I've tried to write down the synchronization steps in datachecksumsworker.c to
document the code, and for ease of discussion I've pasted that part of the diff
below as well:

 * Synchronization and Correctness
 * -------------------------------
 * The processes involved in enabling, or disabling, data checksums in an
 * online cluster must be properly synchronized with the normal backends
 * serving concurrent queries to ensure correctness. Correctness is defined
 * as the following:
 *
 *        - Backends SHALL NOT violate local datachecksum state
 *        - Data checksums SHALL NOT be considered enabled cluster-wide until all
 *          currently connected backends have the local state "enabled"
 *
 * There are two levels of synchronization required for enabling data checksums
 * in an online cluster: (i) changing state in the active backends ("on",
 * "off", "inprogress-on" and "inprogress-off"), and (ii) ensuring no
 * incompatible objects and processes are left in a database when workers end.
 * The former deals with cluster-wide agreement on data checksum state and the
 * latter with ensuring that any concurrent activity cannot break the data
 * checksum contract during processing.
 *
 * Synchronizing the state change is done with procsignal barriers, where the
 * backend updating the global state in the controlfile will wait for all other
 * backends to absorb the barrier before WAL logging. Barrier absorption will
 * happen during interrupt processing, which means that connected backends will
 * change state at different times.
 *
 *   When Enabling Data Checksums
 *     ----------------------------
 *     A process which fails to observe data checksums being enabled can induce
 *     two types of errors: failing to write the checksum when modifying the page
 *     and failing to validate the data checksum on the page when reading it.
 *
 *   When the DataChecksumsWorker has finished writing checksums on all pages
 *   and enable data checksums cluster-wide, there are three sets of backends:
 *
 *   Bg: Backend updating the global state and emitting the procsignalbarrier
 *   Bd: Backends on "off" state
 *   Be: Backends in "on" state
 *   Bi: Backends in "inprogress-on" state
 *
 *   Backends transition from the Bd state to Be like so: Bd -> Bi -> Be
 *
 *   Backends in Bi and Be will write checksums when modifying a page, but only
 *   backends in Be will verify the checksum during reading. The Bg backend is
 *   blocked waiting for all backends in Bi to process interrupts and move to
 *   Be. Any backend starting will observe the global state being "on" and will
 *   thus automatically belong to Be.  Checksums are enabled cluster-wide when
 *   Bi is an empty set. All sets are compatible while still operating based on
 *   their local state.
 *
 *     When Disabling Data Checksums
 *     -----------------------------
 *     A process which fails to observe data checksums being disabled can induce
 *     two types of errors: writing the checksum when modifying the page and
 *     validating a data checksum which is no longer correct due to modifications
 *     to the page.
 *
 *   Bg: Backend updating the global state and emitting the procsignalbarrier
 *   Bd: Backands in "off" state
 *   Be: Backends in "on" state
 *   Bi: Backends in "inprogress-off" state
 *
 *   Backends transition from the Be state to Bd like so: Be -> Bi -> Bd
 *
 *   The goal is to transition all backends to Bd making the others empty sets.
 *   Backends in Bi writes data checksums, but don't validate them, such that
 *   backends still in Be can continue to validate pages until the barrier has
 *   been absorbed such that they are in Bi. Once all backends are in Bi, the
 *   barrier to transition to "off" can be raised and all backends can safely
 *   stop writing data checksums as no backend is enforcing data checksum
 *   validation.

I hope this clarifies the reasoning behind the implementation.

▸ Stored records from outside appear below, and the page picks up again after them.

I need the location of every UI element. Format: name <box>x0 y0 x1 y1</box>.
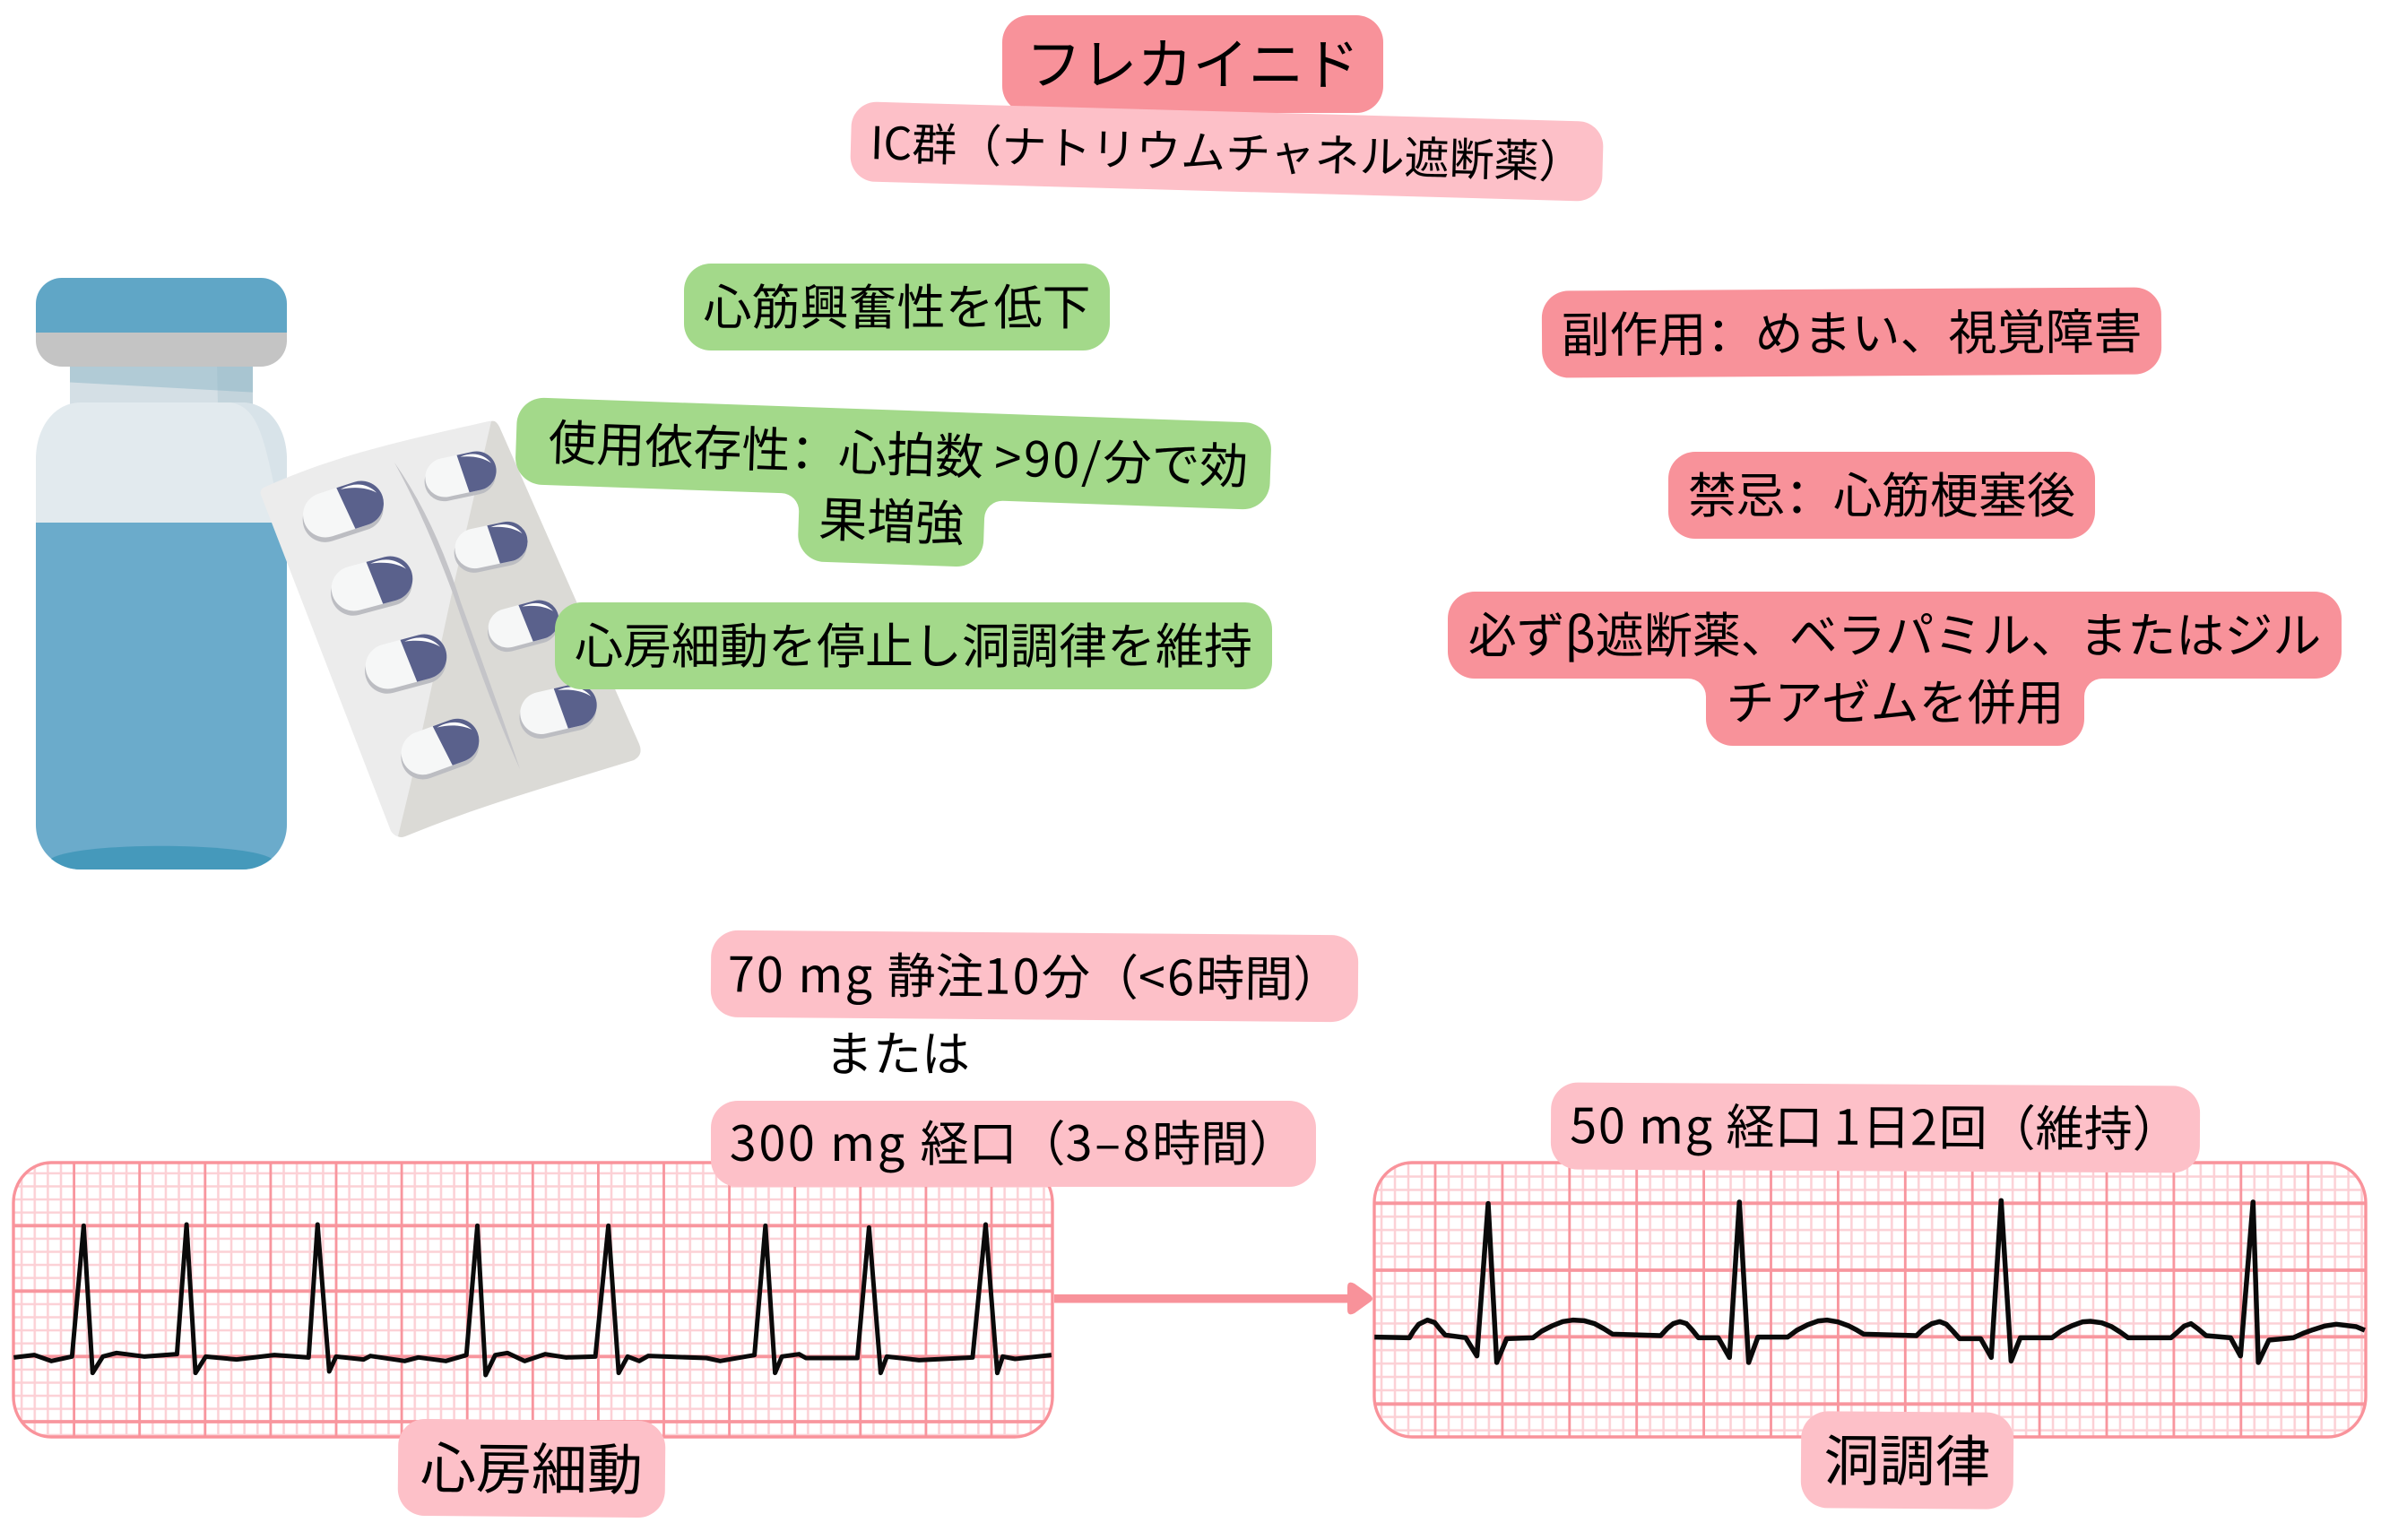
mechanism: stops AF and maintains sinus rhythm: 心房細動を停止し洞調律を維持 <box>575 607 1252 678</box>
vial neck <box>70 363 253 404</box>
caution: required combination therapy: 必ずβ遮断薬、ベラパミル、またはジル <box>1468 596 2321 667</box>
ECG trace: irregular rhythm <box>13 1224 1052 1375</box>
dose: IV loading: 70 mg 静注10分（<6時間） <box>727 935 1342 1011</box>
title: フレカイニド <box>1026 20 1360 100</box>
grid paper <box>1374 1163 2366 1437</box>
label: atrial fibrillation <box>398 1419 665 1518</box>
mechanism: reduces excitability: 心筋興奮性を低下 <box>703 268 1090 339</box>
subtitle: drug class: IC群（ナトリウムチャネル遮断薬） <box>870 108 1585 192</box>
vial liquid <box>36 523 287 869</box>
vial right shading <box>230 402 287 538</box>
dose: oral loading: 300 mg 経口（3–8時間） <box>730 1104 1297 1175</box>
capsule 6 <box>450 518 532 576</box>
label: atrial fibrillation: 心房細動 <box>420 1423 643 1506</box>
capsule 5 <box>420 447 501 505</box>
capsule 4 <box>394 713 487 785</box>
capsule 2 <box>325 551 419 620</box>
mechanism: use dependence: 果増強 <box>818 480 965 556</box>
caution: contraindication: 禁忌：心筋梗塞後 <box>1688 456 2075 527</box>
caution: required combination therapy <box>1448 592 2342 746</box>
dose: maintenance: 50 mg 経口 1日2回（維持） <box>1570 1086 2181 1161</box>
label: sinus rhythm <box>1801 1411 2013 1510</box>
capsule 7 <box>482 596 564 656</box>
illustration: blister pack of capsules <box>261 421 641 837</box>
blister foil light side <box>261 421 641 837</box>
vial bottom shadow <box>51 846 272 869</box>
capsule 8 <box>515 679 602 743</box>
illustration: medicine vial <box>36 278 287 869</box>
label: sinus rhythm: 洞調律 <box>1823 1415 1991 1498</box>
caution: adverse effects: 副作用：めまい、視覚障害 <box>1561 292 2143 367</box>
blister divider <box>394 463 520 769</box>
capsule 3 <box>359 629 453 698</box>
caution: required combination therapy: チアゼムを併用 <box>1727 663 2064 734</box>
ECG strip: sinus rhythm <box>1374 1163 2366 1437</box>
mechanism: use dependence <box>512 397 1272 577</box>
vial glass body <box>36 402 287 538</box>
mechanism: use dependence: 使用依存性：心拍数 >90/分で効 <box>547 403 1250 498</box>
ECG trace: regular rhythm <box>1374 1200 2365 1363</box>
vial cap <box>36 278 287 367</box>
text: or: または <box>825 1015 970 1086</box>
capsule 1 <box>296 475 391 548</box>
blister foil dark side <box>398 421 641 837</box>
ECG strip: atrial fibrillation <box>13 1163 1052 1437</box>
grid paper <box>13 1163 1052 1437</box>
arrow: atrial fibrillation to sinus rhythm <box>1054 1283 1372 1314</box>
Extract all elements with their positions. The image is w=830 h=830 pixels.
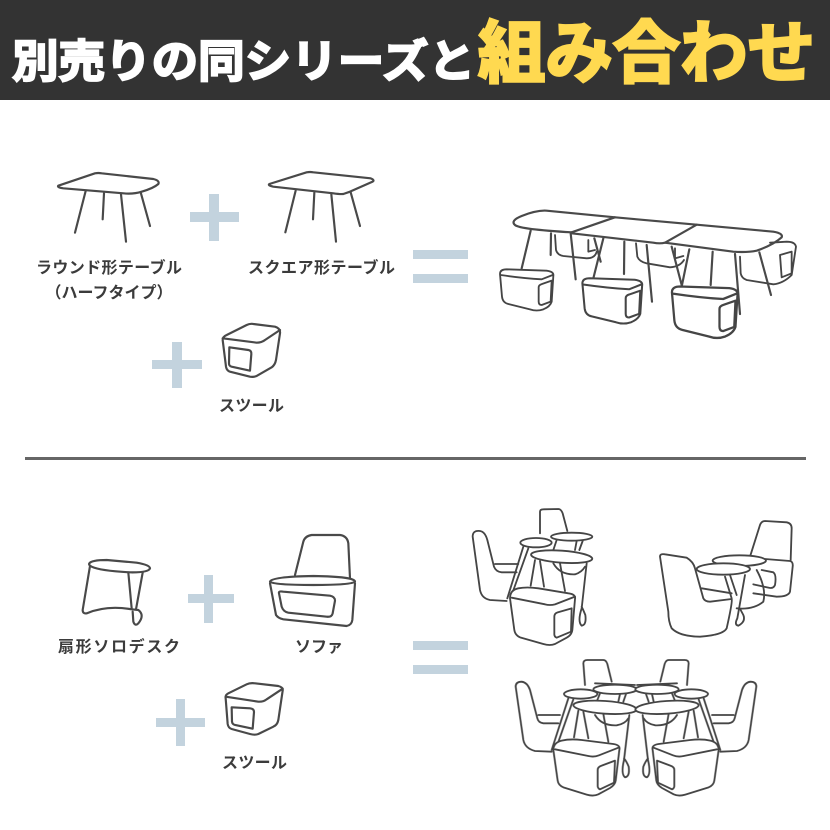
combination: desk with sofas (660, 521, 793, 637)
label: fan-shaped solo desk: 扇形ソロデスク (58, 637, 180, 656)
icon: stool (223, 324, 280, 377)
label: square table: スクエア形テーブル (248, 258, 395, 277)
section 1 parts (58, 172, 373, 377)
combination: two-desk cluster (473, 509, 593, 645)
plus sign (152, 342, 202, 388)
icon: stool (226, 683, 283, 735)
icon: square table (269, 172, 373, 242)
plus sign (190, 194, 239, 241)
equals sign (413, 250, 468, 283)
label: round table (36, 258, 182, 302)
plus sign (156, 699, 205, 746)
combination: long table with stools (500, 211, 796, 338)
label: round table: （ハーフタイプ） (45, 284, 173, 302)
label: round table: ラウンド形テーブル (36, 258, 182, 277)
icon: fan-shaped solo desk (83, 560, 150, 625)
equals sign (413, 641, 468, 674)
header band (0, 0, 830, 100)
title: white part: 別売りの同シリーズと (12, 36, 475, 87)
title: yellow part: 組み合わせ (478, 16, 815, 92)
plus sign (188, 575, 234, 623)
section 2 parts (83, 535, 355, 735)
label: stool: スツール (222, 755, 287, 772)
label: stool: スツール (219, 398, 284, 415)
combination: four-desk cluster (516, 660, 756, 796)
icon: round table (58, 173, 159, 242)
label: sofa: ソファ (295, 639, 343, 656)
icon: sofa (270, 535, 355, 626)
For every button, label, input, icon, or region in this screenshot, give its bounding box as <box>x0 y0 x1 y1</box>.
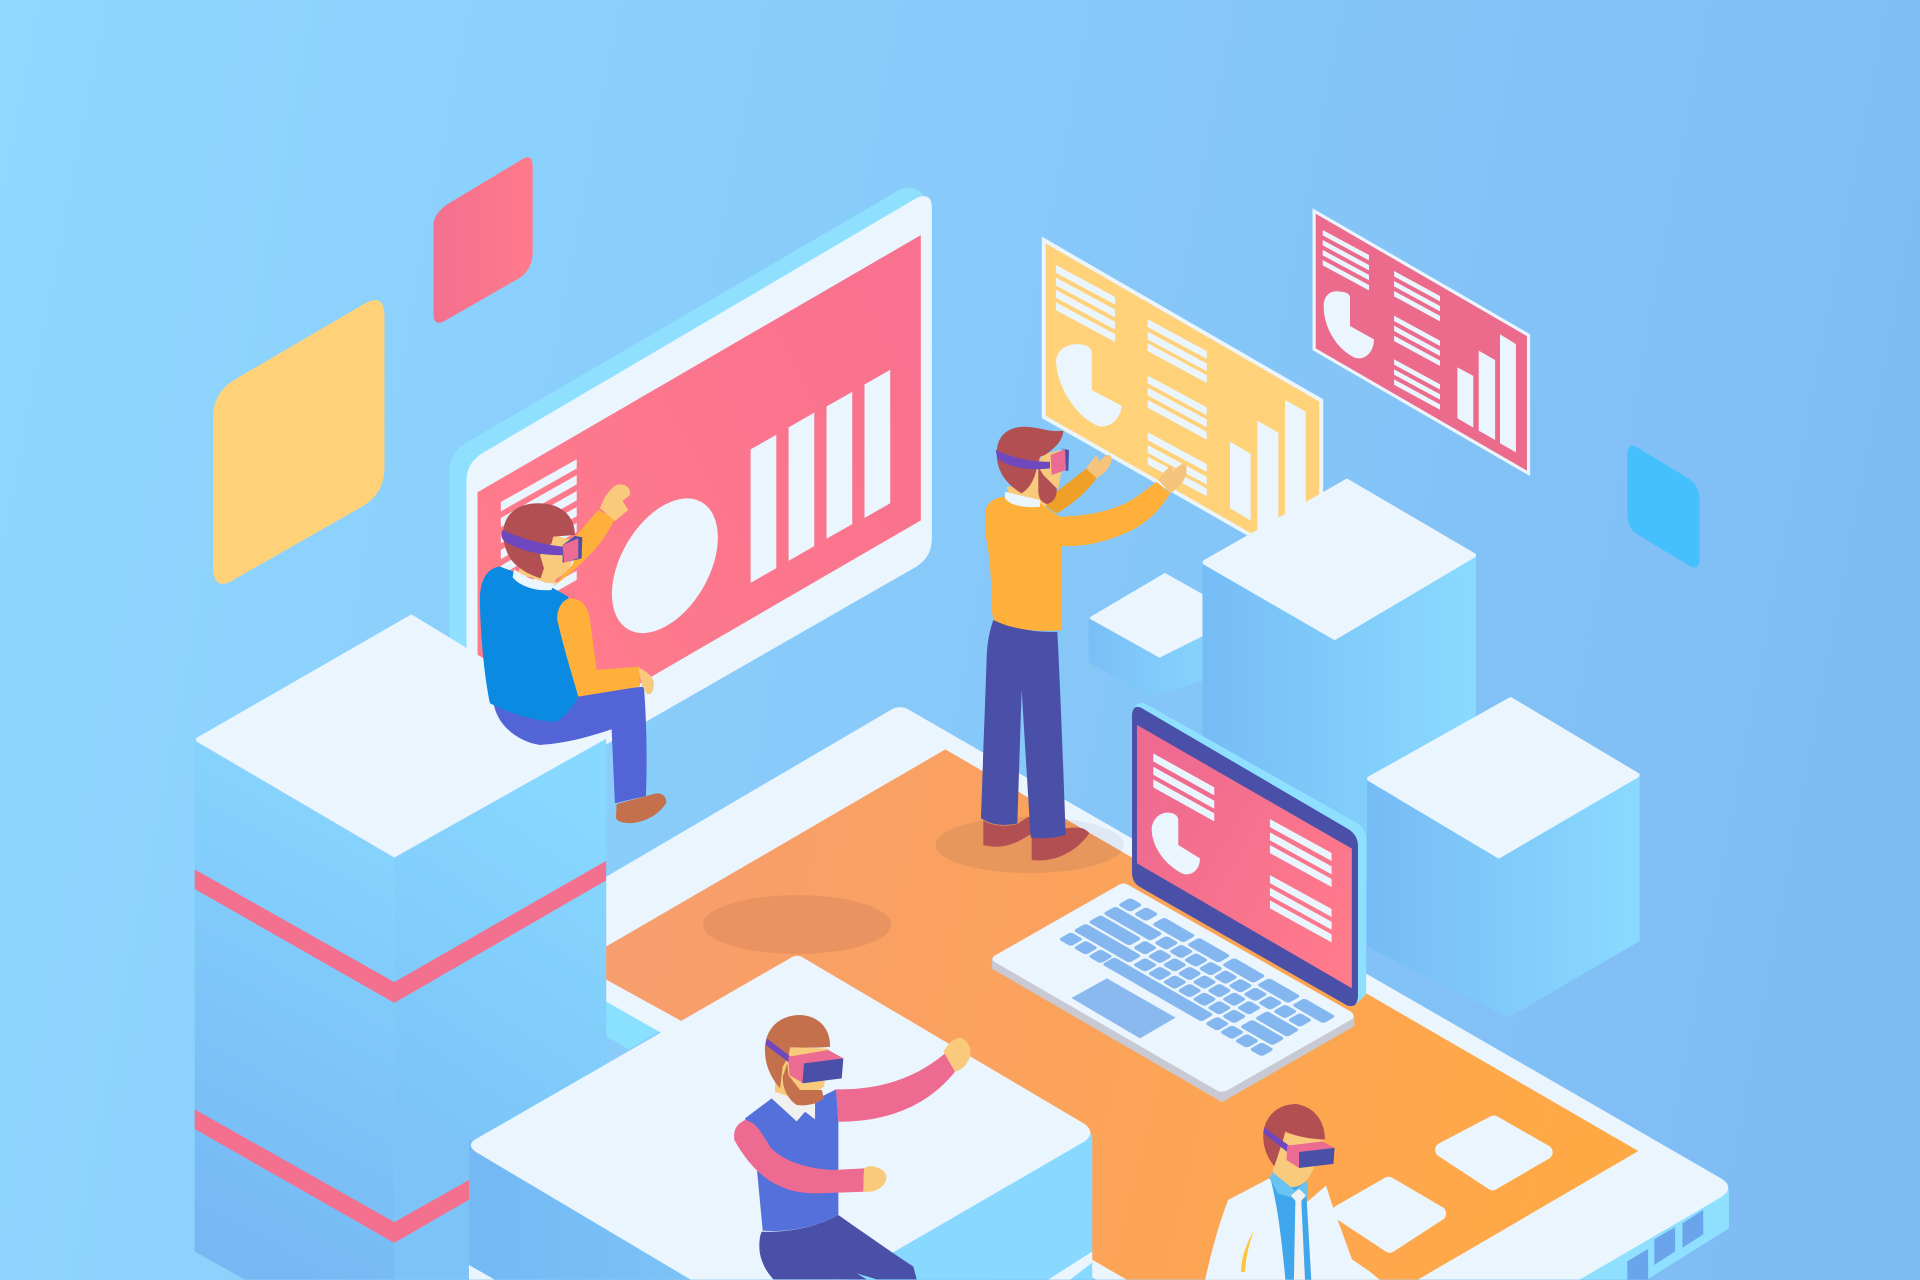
monitor bar chart <box>751 370 890 583</box>
front block stripes <box>469 1251 1092 1280</box>
raised hand <box>600 484 630 521</box>
floating yellow tile <box>213 300 384 584</box>
vest <box>745 1089 838 1231</box>
standing person <box>981 427 1187 860</box>
laptop <box>992 703 1366 1102</box>
face <box>1272 1133 1324 1187</box>
headset strap <box>1263 1127 1289 1152</box>
floor shadow under standing person <box>936 817 1124 873</box>
laptop base thickness <box>992 959 1354 1102</box>
yellow panel text lines <box>1056 265 1207 496</box>
left block top <box>198 617 606 855</box>
floating blue tile <box>1627 446 1700 568</box>
collar <box>772 1092 815 1121</box>
hair <box>503 503 575 578</box>
trousers <box>981 620 1066 838</box>
front block top <box>471 956 1090 1280</box>
laptop keyboard deck <box>992 883 1354 1092</box>
orange floor inlay <box>606 749 1638 1280</box>
shoes <box>983 817 1089 860</box>
pink panel background <box>1314 211 1529 473</box>
laptop screen contents <box>1152 753 1332 942</box>
platform side <box>1573 1190 1729 1280</box>
headset front <box>563 538 578 563</box>
lower hand <box>638 667 654 694</box>
monitor red screen <box>478 235 921 778</box>
platform ports <box>1627 1210 1703 1280</box>
front block <box>469 956 1092 1280</box>
collar <box>1005 492 1040 507</box>
front block right side <box>833 1134 1092 1280</box>
collar <box>513 569 553 590</box>
yellow panel pie <box>1056 344 1122 427</box>
tall right block <box>1202 481 1476 882</box>
near hand <box>1158 463 1187 493</box>
yellow panel background <box>1044 240 1321 576</box>
person in white coat <box>1205 1104 1380 1280</box>
laptop lid frame <box>1132 707 1358 1006</box>
headset <box>563 536 582 563</box>
monitor text lines <box>501 459 577 623</box>
laptop trackpad <box>1071 978 1176 1038</box>
shirt collar <box>1270 1172 1308 1200</box>
headset strap <box>501 530 564 555</box>
small block <box>1089 574 1206 697</box>
yellow panel bars <box>1230 400 1306 557</box>
neck <box>1007 487 1047 507</box>
raised arm <box>553 510 615 587</box>
raised hand <box>943 1038 970 1072</box>
pink floating panel <box>1314 211 1529 473</box>
tall left block <box>195 617 606 1280</box>
tall block top <box>1205 481 1474 637</box>
front block left side <box>469 1139 698 1280</box>
person kneeling on front block <box>734 1015 970 1279</box>
monitor back edge <box>449 188 924 735</box>
hair <box>997 427 1063 493</box>
floor tile 2 <box>1340 1184 1439 1245</box>
platform white top <box>606 707 1728 1280</box>
yellow floating panel <box>1044 240 1321 576</box>
right cube top <box>1369 700 1637 856</box>
floor tile 1 <box>1442 1123 1545 1183</box>
far hand <box>1086 455 1112 478</box>
headset strap <box>766 1038 791 1063</box>
forward arm <box>734 1120 864 1193</box>
hair <box>765 1015 830 1088</box>
monitor ellipse chart <box>590 480 740 651</box>
tall block sides <box>1202 555 1476 882</box>
orange sweater <box>985 482 1170 631</box>
face <box>775 1047 828 1097</box>
platform left edge <box>606 1002 659 1049</box>
trousers <box>759 1215 917 1279</box>
raised arm <box>836 1053 955 1122</box>
face <box>540 535 572 580</box>
headset <box>1060 448 1069 471</box>
hair <box>1263 1104 1325 1166</box>
monitor white frame <box>467 196 932 808</box>
small block top <box>1091 574 1206 656</box>
tie <box>1291 1189 1306 1280</box>
laptop screen <box>1137 725 1352 988</box>
right cube sides <box>1367 774 1640 1018</box>
laptop lid back edge <box>1134 703 1366 1007</box>
left block right side <box>394 737 606 1280</box>
person sitting on block <box>480 484 666 823</box>
beard <box>783 1063 824 1105</box>
pink panel bars <box>1457 334 1516 452</box>
lower arm <box>557 598 640 697</box>
headset front <box>802 1058 843 1083</box>
neck <box>775 1080 815 1112</box>
left block left side <box>195 742 394 1280</box>
laptop keys <box>1059 898 1335 1057</box>
pink panel pie <box>1324 291 1374 358</box>
white coat <box>1205 1179 1380 1280</box>
small block side <box>1089 618 1206 697</box>
headset front <box>1299 1148 1335 1168</box>
legs <box>493 687 647 803</box>
forward hand <box>863 1166 886 1192</box>
right cube <box>1367 700 1640 1018</box>
far arm <box>1042 468 1097 513</box>
coat accent <box>1241 1230 1254 1272</box>
floor platform <box>606 707 1729 1280</box>
floating red tile <box>433 157 533 323</box>
pink panel text lines <box>1323 230 1440 410</box>
left block pink stripes <box>195 861 606 1243</box>
headset body <box>788 1050 843 1083</box>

This has been implemented in the attached v21 patch.  "inprogress" was in need
of a new name before, and with "inprogress-{on|off}" the need is even bigger.
Suggestions for better names are highly appreciated, I'm drawing blanks here.

There are some minor fixes and documentation touchups in this version as well,
but not the SIGINT handling since I wanted to focus on one thing at a time.